Bir çok toplumsal dayatmaların insan üzerinde yarattığı pakolojik baskıdan tutun yalnızlık, doğa sevgisi, aile içi şiddetin çocuklar üzerindeki etkisi vs vs şeyleri uzun uzadıya işlenip sean penn yönetmenliğinde 1992 yılında gerçekten yaşanmış bir olayın 1996 da kitap haline getirildikten sonra 2007 de sinemaya uyarlandığı dünyanın en güzel filmi.
Hayata bakış açısını değiştirebilecek ender filmlerden . Ferrariniz veya milyon dolarlarınız ile satın alamayacağınız şeylerin olduğunun kanıtıdır bazen bir hayvanın doğum anını izlemek bazen bir kelebeğin ölüm anını görmek kendinizi ve doğayı keşfetmek .
Eğer bu filmi izlemediyseniz hayatınızda gerçekten büyük bir boşluk var demektir . Sistemin birer parçası olmak mı yoksa kendin olmak mı ? ...
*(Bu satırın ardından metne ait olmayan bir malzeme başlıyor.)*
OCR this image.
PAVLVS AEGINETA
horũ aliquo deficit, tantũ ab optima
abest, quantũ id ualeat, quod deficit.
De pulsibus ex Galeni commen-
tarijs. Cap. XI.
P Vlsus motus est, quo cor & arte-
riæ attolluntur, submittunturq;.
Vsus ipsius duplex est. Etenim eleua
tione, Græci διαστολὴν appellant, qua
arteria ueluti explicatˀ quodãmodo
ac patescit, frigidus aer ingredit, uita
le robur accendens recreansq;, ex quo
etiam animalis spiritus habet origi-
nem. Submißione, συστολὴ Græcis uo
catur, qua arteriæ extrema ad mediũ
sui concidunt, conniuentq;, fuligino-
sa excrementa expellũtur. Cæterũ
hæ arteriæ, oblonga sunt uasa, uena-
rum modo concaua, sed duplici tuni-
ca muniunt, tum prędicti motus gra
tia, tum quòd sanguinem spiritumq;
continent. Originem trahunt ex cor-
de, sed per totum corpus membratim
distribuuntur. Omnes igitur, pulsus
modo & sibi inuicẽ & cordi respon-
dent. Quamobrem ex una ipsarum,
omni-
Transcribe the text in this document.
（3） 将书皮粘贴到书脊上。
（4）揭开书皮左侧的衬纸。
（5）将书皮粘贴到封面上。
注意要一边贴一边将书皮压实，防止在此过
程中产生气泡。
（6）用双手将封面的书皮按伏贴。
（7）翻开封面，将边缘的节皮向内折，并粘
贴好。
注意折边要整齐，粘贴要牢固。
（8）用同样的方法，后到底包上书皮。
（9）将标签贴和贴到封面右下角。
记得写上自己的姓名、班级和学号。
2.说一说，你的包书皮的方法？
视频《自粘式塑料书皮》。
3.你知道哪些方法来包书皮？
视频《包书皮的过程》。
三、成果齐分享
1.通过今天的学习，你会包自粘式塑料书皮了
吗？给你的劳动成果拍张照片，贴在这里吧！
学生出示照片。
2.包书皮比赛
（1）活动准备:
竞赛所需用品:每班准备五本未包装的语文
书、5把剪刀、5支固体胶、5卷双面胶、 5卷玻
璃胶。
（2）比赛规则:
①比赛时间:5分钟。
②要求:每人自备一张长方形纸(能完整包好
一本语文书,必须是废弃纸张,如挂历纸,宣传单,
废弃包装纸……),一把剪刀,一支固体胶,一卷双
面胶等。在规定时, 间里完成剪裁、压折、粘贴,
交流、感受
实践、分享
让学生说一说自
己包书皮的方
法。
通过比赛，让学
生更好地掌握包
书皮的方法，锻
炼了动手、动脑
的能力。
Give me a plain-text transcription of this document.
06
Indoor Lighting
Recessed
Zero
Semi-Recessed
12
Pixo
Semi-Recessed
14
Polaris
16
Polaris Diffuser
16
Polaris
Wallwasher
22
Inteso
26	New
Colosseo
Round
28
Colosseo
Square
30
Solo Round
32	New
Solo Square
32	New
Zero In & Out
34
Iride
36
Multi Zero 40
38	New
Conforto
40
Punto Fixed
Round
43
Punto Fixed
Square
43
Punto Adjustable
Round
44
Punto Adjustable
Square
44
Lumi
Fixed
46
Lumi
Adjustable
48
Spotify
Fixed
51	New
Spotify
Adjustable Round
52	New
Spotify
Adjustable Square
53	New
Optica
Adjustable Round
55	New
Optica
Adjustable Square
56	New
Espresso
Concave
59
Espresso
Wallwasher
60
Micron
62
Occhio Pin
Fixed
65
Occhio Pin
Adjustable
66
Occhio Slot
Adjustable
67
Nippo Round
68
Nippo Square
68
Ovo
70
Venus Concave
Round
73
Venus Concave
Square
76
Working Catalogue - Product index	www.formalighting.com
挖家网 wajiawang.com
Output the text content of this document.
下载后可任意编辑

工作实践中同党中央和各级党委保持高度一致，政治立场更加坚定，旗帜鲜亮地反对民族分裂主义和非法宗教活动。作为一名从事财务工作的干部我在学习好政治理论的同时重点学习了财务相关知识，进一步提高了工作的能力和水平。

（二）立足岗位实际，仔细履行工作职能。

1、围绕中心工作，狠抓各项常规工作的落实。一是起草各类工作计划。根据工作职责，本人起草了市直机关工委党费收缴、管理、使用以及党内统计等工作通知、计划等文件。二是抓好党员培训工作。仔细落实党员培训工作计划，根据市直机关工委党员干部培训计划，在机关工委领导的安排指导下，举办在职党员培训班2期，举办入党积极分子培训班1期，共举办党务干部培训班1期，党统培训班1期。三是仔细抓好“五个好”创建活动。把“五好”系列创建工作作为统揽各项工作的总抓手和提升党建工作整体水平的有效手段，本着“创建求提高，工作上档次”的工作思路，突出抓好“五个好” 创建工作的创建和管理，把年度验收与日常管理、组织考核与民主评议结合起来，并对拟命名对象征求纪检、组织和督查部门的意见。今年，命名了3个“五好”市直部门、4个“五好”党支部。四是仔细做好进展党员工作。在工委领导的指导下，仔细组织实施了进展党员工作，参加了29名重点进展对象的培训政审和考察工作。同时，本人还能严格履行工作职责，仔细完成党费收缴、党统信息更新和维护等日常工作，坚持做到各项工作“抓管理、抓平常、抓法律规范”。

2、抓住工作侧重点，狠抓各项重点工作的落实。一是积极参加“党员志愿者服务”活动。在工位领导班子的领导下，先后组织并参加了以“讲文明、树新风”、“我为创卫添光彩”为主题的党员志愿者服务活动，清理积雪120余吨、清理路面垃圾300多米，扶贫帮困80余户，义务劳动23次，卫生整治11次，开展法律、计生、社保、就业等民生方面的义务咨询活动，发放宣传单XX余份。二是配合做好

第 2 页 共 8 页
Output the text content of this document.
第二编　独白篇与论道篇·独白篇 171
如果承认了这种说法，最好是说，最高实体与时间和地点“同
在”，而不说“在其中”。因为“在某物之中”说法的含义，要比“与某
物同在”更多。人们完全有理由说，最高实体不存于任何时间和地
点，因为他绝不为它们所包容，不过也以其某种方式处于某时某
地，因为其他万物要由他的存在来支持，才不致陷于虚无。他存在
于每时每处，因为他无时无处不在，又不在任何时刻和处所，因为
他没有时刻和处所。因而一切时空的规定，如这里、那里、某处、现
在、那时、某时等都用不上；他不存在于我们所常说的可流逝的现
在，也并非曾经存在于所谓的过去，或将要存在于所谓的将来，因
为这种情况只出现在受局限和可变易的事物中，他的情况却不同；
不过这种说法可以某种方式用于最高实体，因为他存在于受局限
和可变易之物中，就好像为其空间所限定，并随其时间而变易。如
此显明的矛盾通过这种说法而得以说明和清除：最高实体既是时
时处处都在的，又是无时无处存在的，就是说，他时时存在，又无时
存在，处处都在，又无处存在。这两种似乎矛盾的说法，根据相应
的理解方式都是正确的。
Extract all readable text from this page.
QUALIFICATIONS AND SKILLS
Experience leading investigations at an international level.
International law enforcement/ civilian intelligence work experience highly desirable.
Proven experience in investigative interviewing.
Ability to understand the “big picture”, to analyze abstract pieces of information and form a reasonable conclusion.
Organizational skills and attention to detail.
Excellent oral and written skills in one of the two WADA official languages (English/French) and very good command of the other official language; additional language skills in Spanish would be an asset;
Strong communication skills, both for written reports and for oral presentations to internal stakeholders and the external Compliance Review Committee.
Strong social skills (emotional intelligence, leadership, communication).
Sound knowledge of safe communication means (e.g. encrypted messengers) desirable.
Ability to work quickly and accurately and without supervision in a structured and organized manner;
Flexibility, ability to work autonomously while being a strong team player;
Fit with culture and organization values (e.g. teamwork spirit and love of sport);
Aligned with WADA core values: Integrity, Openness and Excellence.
unutulmaz, alışılmışın dışında konusu olan film. gerçek hayattan esinilmesi de daha ilginç kılıyor filmi. gerçekten izlenmeli..
az önce bitti etkisinden ne zaman çıkarım bilmiyorum.
Sanıldığının aksine verdiği kaçıp gitme, şehirden uzaklaşma hissi pek de kısa sürmeyen filmdir. Bu film benim dönüm noktam olmuştur adeta. Bundan 4 yıl evvel interneti, cep telefonunu tek seferde bırakan kuzenime anlam verememiş ve asla yapamam diyen ben, bu film ve beraberinde yaşadıklarımla artık ciddi ciddi interneti, akıllı telefonu bırakıp klasi bir cep telefonu ile bir köyde yaşamak istiyorum. Belki filmdeki genç kadar büyük bir cesaret seğil benimki ama kendi hayatım için ciddi bir şey. Çünkü sıkıldım. Daha düne kadar en yen telefon modellerine ağzım sulanarak bakarken, filmdeki ailenin araba hediye etme teklifi sahnesinî izlediğimden beridir kullandığım ile fazla gelmeye başladı. Yetinmeye başladım. Üstüne de. internet de beni çok yormaya, sanal ve reelde ettiğim muhabbetler beynimi fazla yormaya başladığı için bırakmak ve kaçıp gitmek istiyorum. Kendime dönmek istiyorum, köklerime, toprağa, köye dönmek istiyorum. Hiçbir şey yapamasam bile interneti kapatmak, eski model bir telefonla yaşamak istiyorum. Dinlenmek istiyorum. Eğer bu bir psikolojik bunalım vs ise de psikolog yazarları innoxuma bekliyorum.
hala filmi sadece yabana gitmek sanan mallar var. film tamamen modernizimin insanlara kurduğu tuzaktan, monotonluktan, modern kölelikten kurtulmayı uzaklaşmayı da anlatmaktadır.
her kötü geçen günün ardından açıp izlerken uyuduğum filmdir.Biir gün bunların mutlaka biteceğine buralardan çekip gidebilmek adına cesaret toplamama neden olan filmdir.
çok film izlerim, çok filmden de etkilenirim, kısa sürer genelde. fakat bu filmde öyle olmadı, hayatım değişti. üniversitede çoğu yeri otostopla gezdim ben bu film sayesinde. tamam belki bi alaskaya gidemedim ama bütün karadenizi, izmiri, ayvalık'ı, erzurum'u, ufacık bayburt' u ben otostopla gezdim, her yaz da yaparım bunu. bana özgürlük nedir diye sorarsanız '' otostopla bindiğin kamyonun kasasında gökyüzüne uzanmış eddie vedder dinlemektir'' derim, ki yaptım onu da. alaska olmasa da gücümün yettiğince ömür boyu çok yere gidicem ben bu film sayesinde, sağol alexander supertramp, saol christopher mc candless, saol sean penn, saol eddie vedder.